I vowed to tally up the full weeks of school, so I suppose I’ll do that now. Still only one. Which I’ve written about (September 3rd). Next week will again be broken up because of homecoming, then a late start for professional learning committees (I think; the names change every other year or so), then Columbus Day, then another late start. Finally, during the week of October 24th, our second full week. The one after that won’t be until December 5th! Granted, some of these weeks include Veteran’s Day and Thanksgiving, but c’mon. By December 9th, we will have had only three full weeks of school. Don’t get me wrong. I like my time off as much as anyone. But if I’m in school, I’d rather be in class, with students, teaching.
We’re nearing the end of our social psych unit, and we focused this week on the consequences of misperceptions: viewing the groups WE belong to as diverse but regarding other groups as homogenous; viewing ourselves as discerning but regarding others as irresponsible or rude or even deserving of calamity. How convenient, huh? We will do anything to retain our sense of specialness and to create a bubble of safety around us. Can’t touch this.

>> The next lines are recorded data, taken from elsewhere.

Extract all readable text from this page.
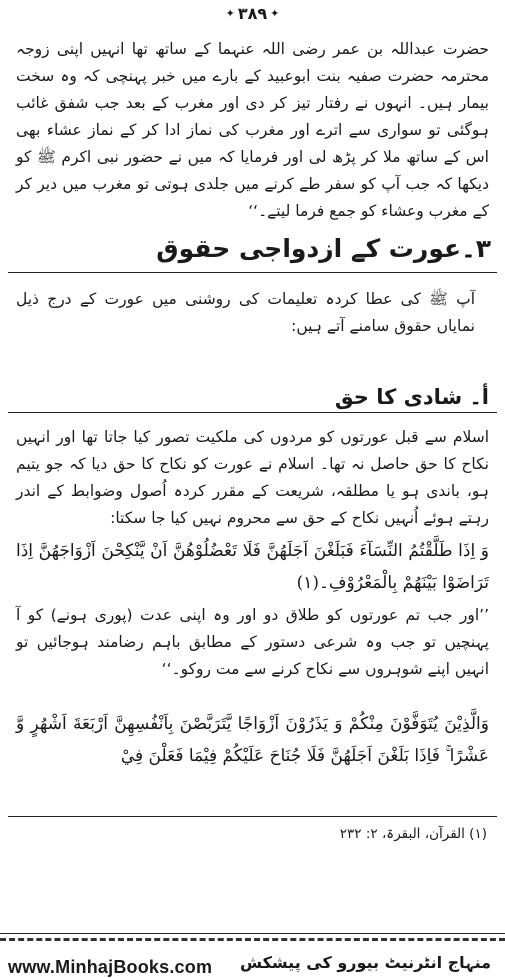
✦ ۳۸۹ ✦
حضرت عبداللہ بن عمر رضی اللہ عنہما کے ساتھ تھا انہیں اپنی زوجہ محترمہ حضرت صفیہ بنت ابوعبید کے بارے میں خبر پہنچی کہ وہ سخت بیمار ہیں۔ انہوں نے رفتار تیز کر دی اور مغرب کے بعد جب شفق غائب ہوگئی تو سواری سے اترے اور مغرب کی نماز ادا کر کے نماز عشاء بھی اس کے ساتھ ملا کر پڑھ لی اور فرمایا کہ میں نے حضور نبی اکرم ﷺ کو دیکھا کہ جب آپ کو سفر طے کرنے میں جلدی ہوتی تو مغرب میں دیر کر کے مغرب وعشاء کو جمع فرما لیتے۔‘‘
۳۔عورت کے ازدواجی حقوق
آپ ﷺ کی عطا کردہ تعلیمات کی روشنی میں عورت کے درج ذیل نمایاں حقوق سامنے آتے ہیں:
أ۔ شادی کا حق
اسلام سے قبل عورتوں کو مردوں کی ملکیت تصور کیا جاتا تھا اور انہیں نکاح کا حق حاصل نہ تھا۔ اسلام نے عورت کو نکاح کا حق دیا کہ جو یتیم ہو، باندی ہو یا مطلقہ، شریعت کے مقرر کردہ اُصول وضوابط کے اندر رہتے ہوئے اُنہیں نکاح کے حق سے محروم نہیں کیا جا سکتا:
وَ اِذَا طَلَّقْتُمُ النِّسَآءَ فَبَلَغْنَ اَجَلَهُنَّ فَلَا تَعْضُلُوْهُنَّ اَنْ يَّنْكِحْنَ اَزْوَاجَهُنَّ اِذَا تَرَاضَوْا بَيْنَهُمْ بِالْمَعْرُوْفِ۔(۱)
’’اور جب تم عورتوں کو طلاق دو اور وہ اپنی عدت (پوری ہونے) کو آ پہنچیں تو جب وہ شرعی دستور کے مطابق باہم رضامند ہوجائیں تو انہیں اپنے شوہروں سے نکاح کرنے سے مت روکو۔‘‘
وَالَّذِيْنَ يُتَوَفَّوْنَ مِنْكُمْ وَ يَذَرُوْنَ اَزْوَاجًا يَّتَرَبَّصْنَ بِاَنْفُسِهِنَّ اَرْبَعَةَ اَشْهُرٍ وَّ عَشْرًا ۚ فَاِذَا بَلَغْنَ اَجَلَهُنَّ فَلَا جُنَاحَ عَلَيْكُمْ فِيْمَا فَعَلْنَ فِيْ
(۱) القرآن، البقرۃ، ۲: ۲۳۲
www.MinhajBooks.com منہاج انٹرنیٹ بیورو کی پیشکش
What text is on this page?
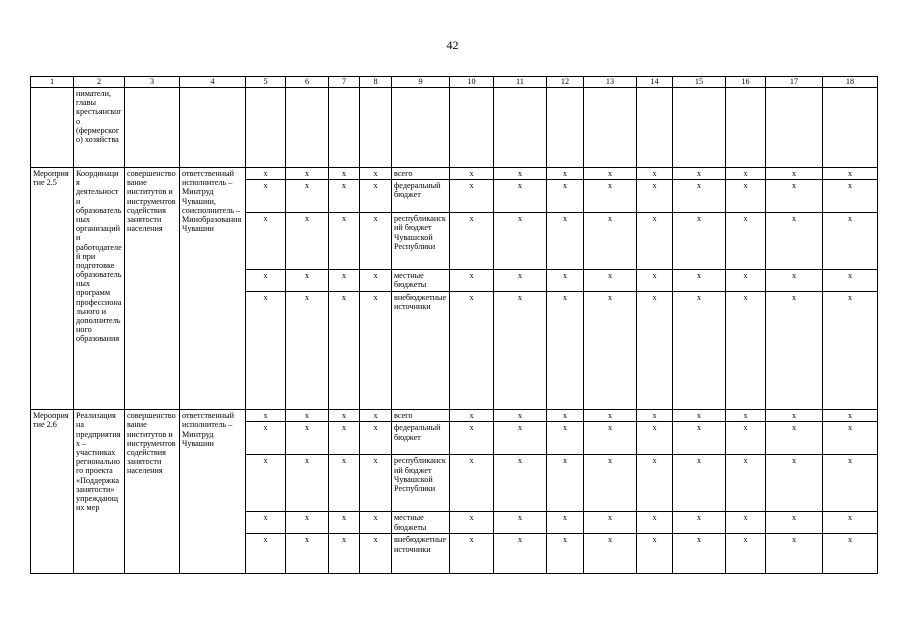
42
1	2	3	4	5	6	7	8	9	10	11	12	13	14	15	16	17	18
	ниматели, главы крестьянского (фермерского) хозяйства																
Мероприятие 2.5	Координация деятельности образовательных организаций и работодателей при подготовке образовательных программ профессионального и дополнительного образования	совершенствование институтов и инструментов содействия занятости населения	ответственный исполнитель – Минтруд Чувашии, соисполнитель – Минобразования Чувашии	x	x	x	x	всего	x	x	x	x	x	x	x	x	x
				x	x	x	x	федеральный бюджет	x	x	x	x	x	x	x	x	x
				x	x	x	x	республиканский бюджет Чувашской Республики	x	x	x	x	x	x	x	x	x
				x	x	x	x	местные бюджеты	x	x	x	x	x	x	x	x	x
				x	x	x	x	внебюджетные источники	x	x	x	x	x	x	x	x	x
Мероприятие 2.6	Реализация на предприятиях – участниках регионального проекта «Поддержка занятости» упреждающих мер	совершенствование институтов и инструментов содействия занятости населения	ответственный исполнитель – Минтруд Чувашии	x	x	x	x	всего	x	x	x	x	x	x	x	x	x
				x	x	x	x	федеральный бюджет	x	x	x	x	x	x	x	x	x
				x	x	x	x	республиканский бюджет Чувашской Республики	x	x	x	x	x	x	x	x	x
				x	x	x	x	местные бюджеты	x	x	x	x	x	x	x	x	x
				x	x	x	x	внебюджетные источники	x	x	x	x	x	x	x	x	x
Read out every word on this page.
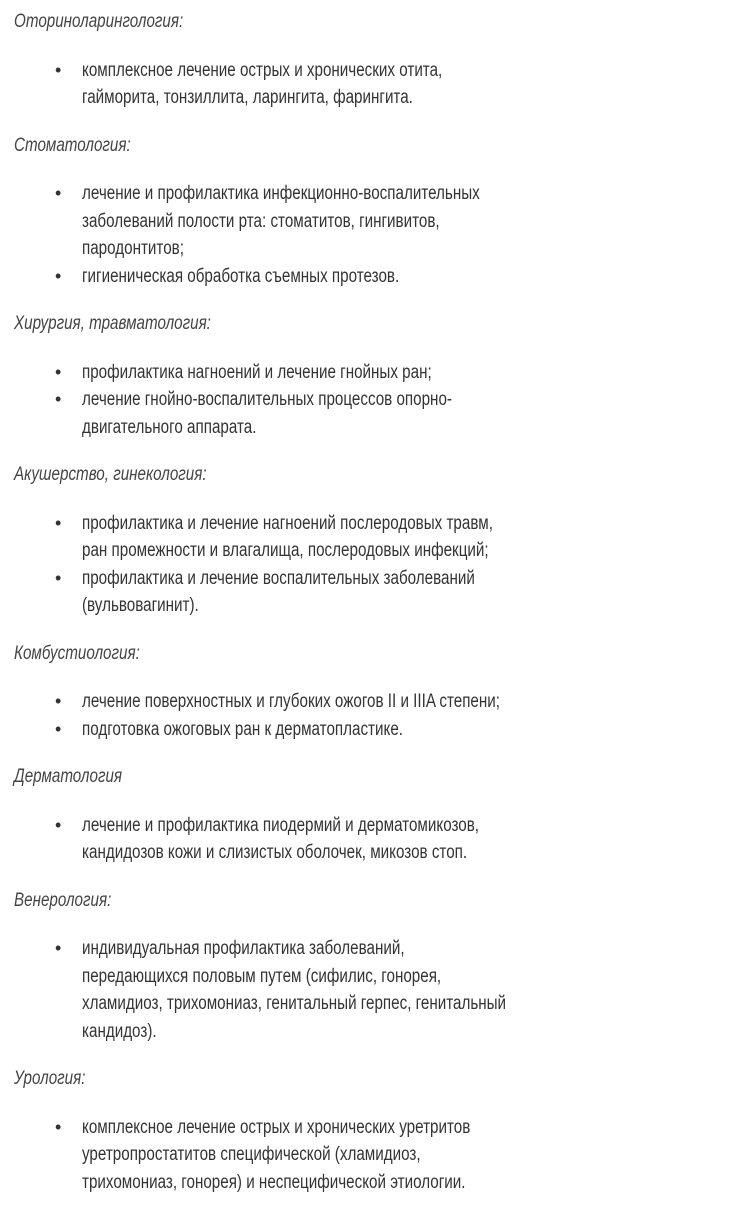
Оториноларингология:
• комплексное лечение острых и хронических отита,
гайморита, тонзиллита, ларингита, фарингита.
Стоматология:
• лечение и профилактика инфекционно-воспалительных
заболеваний полости рта: стоматитов, гингивитов,
пародонтитов;
• гигиеническая обработка съемных протезов.
Хирургия, травматология:
• профилактика нагноений и лечение гнойных ран;
• лечение гнойно-воспалительных процессов опорно-
двигательного аппарата.
Акушерство, гинекология:
• профилактика и лечение нагноений послеродовых травм,
ран промежности и влагалища, послеродовых инфекций;
• профилактика и лечение воспалительных заболеваний
(вульвовагинит).
Комбустиология:
• лечение поверхностных и глубоких ожогов II и IIIA степени;
• подготовка ожоговых ран к дерматопластике.
Дерматология
• лечение и профилактика пиодермий и дерматомикозов,
кандидозов кожи и слизистых оболочек, микозов стоп.
Венерология:
• индивидуальная профилактика заболеваний,
передающихся половым путем (сифилис, гонорея,
хламидиоз, трихомониаз, генитальный герпес, генитальный
кандидоз).
Урология:
• комплексное лечение острых и хронических уретритов
уретропростатитов специфической (хламидиоз,
трихомониаз, гонорея) и неспецифической этиологии.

The writers of the season premiere of The Office must have been peeking over my shoulder. The entire episode is about this in-group / out-group nonsense, which highlighted one of my main points this week: the allegiances we form are often based on nothing. And we’re all guilty of this silliness, some more than others. It’s how we make sense of the world. After presenting several activities on this theme, I think my students understood the irrationality on a rational level, but I wonder if anything deeper happened. Because to truly know this, to take this in and feel this lesson, can be revolutionary. Makes me think of all the times in high school when I regarded all these other groups as cool and saw myself as this pathetic loner who didn’t quite fit in anywhere. It was all in my head. My big fat head. (For the record, I wasn’t a loser, but a loner. Changing one letter in loser makes all the difference. I could live with loner. Loner might even contain a whiff of cool.)
In my other psychology class, my non-AP psych, we discussed Freud. The class is the smallest I’ve ever had, ten students, which allows for digression and heated discussions and a little bedlam (a word, students found out, that echoes the mad practices at Bedlam Hospital). I wish I could insert a video here of three students role-playing Freud’s id, ego, and superego. If you know about these concepts, you can imagine the give and take, the id jumping up and down in infantile excitement, and the superego bearing down like a drill sergeant parent, while the ego in the middle tries to officiate. Hilarious and insightful. This blog can’t capture those moments. Even a video wouldn’t. Because you’re an outsider. You wouldn’t understand how cool we are on the inside.
Actually, I’m not sure this or any other blog can recreate the intense flow that happens in a classroom, those moments when the bell rings and hands are raised and discussion is still hopping. It doesn’t happen every day, but often enough that you wonder, Who has a better job than I do?